How could Jason let his mother's killer live knowing she had only been loving him so much, and avenging him. He couldn't let her live. She had to die.
He didn't remember tracking her down. He didn't remember climbing into her apartment through an open window with his mother's severed head...but he remembered her scream as she saw the head, sitting on the top shelf of the refrigerator where he had placed it on display, as a morbid reminder of what she had done...

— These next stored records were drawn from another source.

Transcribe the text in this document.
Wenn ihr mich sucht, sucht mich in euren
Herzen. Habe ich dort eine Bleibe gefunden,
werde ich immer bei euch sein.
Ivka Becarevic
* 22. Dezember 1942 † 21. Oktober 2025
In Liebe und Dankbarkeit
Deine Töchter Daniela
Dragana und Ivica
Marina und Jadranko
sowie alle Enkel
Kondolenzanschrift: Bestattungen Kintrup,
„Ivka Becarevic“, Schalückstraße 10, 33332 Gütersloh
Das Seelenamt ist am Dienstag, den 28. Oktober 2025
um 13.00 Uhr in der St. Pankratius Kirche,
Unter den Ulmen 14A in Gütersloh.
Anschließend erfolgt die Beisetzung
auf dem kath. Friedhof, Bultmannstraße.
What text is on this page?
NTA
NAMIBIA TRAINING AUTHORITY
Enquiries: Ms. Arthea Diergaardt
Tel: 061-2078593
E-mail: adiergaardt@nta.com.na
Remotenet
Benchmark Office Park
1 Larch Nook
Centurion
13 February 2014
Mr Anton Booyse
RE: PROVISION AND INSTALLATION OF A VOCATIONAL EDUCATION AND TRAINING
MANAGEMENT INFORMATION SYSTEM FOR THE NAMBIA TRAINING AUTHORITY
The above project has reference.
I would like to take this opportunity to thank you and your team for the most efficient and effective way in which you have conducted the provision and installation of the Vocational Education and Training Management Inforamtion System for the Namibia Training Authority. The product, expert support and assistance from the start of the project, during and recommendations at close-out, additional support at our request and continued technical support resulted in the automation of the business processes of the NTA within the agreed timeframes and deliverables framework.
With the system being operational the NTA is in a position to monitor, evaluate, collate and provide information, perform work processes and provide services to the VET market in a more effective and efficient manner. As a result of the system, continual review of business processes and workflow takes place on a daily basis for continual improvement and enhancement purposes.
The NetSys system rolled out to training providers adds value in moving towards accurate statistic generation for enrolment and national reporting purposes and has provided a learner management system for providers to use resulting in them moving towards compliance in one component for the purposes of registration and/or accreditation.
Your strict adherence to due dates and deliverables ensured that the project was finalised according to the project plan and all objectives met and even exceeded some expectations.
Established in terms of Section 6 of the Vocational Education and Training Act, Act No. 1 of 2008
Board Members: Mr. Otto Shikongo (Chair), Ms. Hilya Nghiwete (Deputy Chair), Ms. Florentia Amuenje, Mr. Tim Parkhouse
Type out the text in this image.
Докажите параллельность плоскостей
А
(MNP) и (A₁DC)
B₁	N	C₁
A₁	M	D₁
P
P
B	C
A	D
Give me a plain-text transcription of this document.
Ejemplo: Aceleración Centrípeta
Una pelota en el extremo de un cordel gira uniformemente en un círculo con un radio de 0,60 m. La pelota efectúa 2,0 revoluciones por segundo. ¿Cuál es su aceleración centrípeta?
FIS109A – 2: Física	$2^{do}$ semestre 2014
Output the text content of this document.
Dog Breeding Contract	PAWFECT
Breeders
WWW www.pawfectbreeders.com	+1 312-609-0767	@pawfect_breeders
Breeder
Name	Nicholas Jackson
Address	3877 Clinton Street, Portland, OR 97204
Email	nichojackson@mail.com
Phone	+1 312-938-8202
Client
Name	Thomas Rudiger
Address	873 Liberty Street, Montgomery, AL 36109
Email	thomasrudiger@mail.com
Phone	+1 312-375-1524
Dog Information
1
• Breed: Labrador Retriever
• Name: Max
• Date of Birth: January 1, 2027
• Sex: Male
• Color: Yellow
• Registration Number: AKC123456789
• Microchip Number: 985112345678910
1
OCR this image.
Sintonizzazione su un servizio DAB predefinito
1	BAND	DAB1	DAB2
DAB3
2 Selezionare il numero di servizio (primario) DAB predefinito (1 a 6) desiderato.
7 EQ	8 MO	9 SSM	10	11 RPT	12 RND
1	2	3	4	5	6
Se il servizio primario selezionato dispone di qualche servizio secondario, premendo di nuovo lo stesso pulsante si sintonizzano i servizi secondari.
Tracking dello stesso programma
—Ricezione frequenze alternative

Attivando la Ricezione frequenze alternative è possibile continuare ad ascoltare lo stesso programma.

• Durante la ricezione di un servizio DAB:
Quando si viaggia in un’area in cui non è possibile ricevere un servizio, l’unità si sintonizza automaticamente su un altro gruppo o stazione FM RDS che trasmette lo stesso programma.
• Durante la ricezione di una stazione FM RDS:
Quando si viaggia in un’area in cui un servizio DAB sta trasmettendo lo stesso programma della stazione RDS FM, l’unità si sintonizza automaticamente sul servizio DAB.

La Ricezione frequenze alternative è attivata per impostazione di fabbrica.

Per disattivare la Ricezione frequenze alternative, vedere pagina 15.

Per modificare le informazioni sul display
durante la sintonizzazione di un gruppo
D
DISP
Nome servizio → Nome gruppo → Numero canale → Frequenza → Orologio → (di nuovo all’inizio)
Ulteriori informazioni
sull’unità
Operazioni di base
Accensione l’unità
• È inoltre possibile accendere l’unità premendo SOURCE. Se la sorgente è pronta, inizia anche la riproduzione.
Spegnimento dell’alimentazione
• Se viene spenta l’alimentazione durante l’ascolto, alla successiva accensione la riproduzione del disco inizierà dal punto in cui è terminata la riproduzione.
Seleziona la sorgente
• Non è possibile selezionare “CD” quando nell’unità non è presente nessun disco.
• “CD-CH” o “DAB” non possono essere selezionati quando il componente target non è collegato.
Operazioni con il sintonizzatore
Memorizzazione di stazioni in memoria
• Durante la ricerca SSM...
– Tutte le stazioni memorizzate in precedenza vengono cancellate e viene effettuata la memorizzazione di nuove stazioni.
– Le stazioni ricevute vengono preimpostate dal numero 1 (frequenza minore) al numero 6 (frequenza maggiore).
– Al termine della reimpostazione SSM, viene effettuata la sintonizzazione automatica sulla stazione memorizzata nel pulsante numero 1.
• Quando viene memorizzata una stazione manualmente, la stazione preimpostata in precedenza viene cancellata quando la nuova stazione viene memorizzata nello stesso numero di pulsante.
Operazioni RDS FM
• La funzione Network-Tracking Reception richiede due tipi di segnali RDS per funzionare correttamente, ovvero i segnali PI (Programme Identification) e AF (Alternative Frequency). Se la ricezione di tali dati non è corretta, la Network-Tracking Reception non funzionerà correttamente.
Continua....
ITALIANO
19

Her death happened in a wild blur. He had stopped her screams with one hand, and held her as she struggled in his grasp like a fish on a hook, and then, he had plunged the icepick deep into her skull and into her brain. He didn't remember plunging it in, but he could remember the satisfaction from hearing her dying screams, and that he had to kill again… and again...They all had to die. Every last one of them. The counselors...selfish, careless teenagers. Young people. They were all responsible. They would come back again and again to fulfill their selfish and abhorrent desires in his woods.
It was what his mother wanted.
And now, he had to finish what she started.
Jason was going back to Crystal Lake.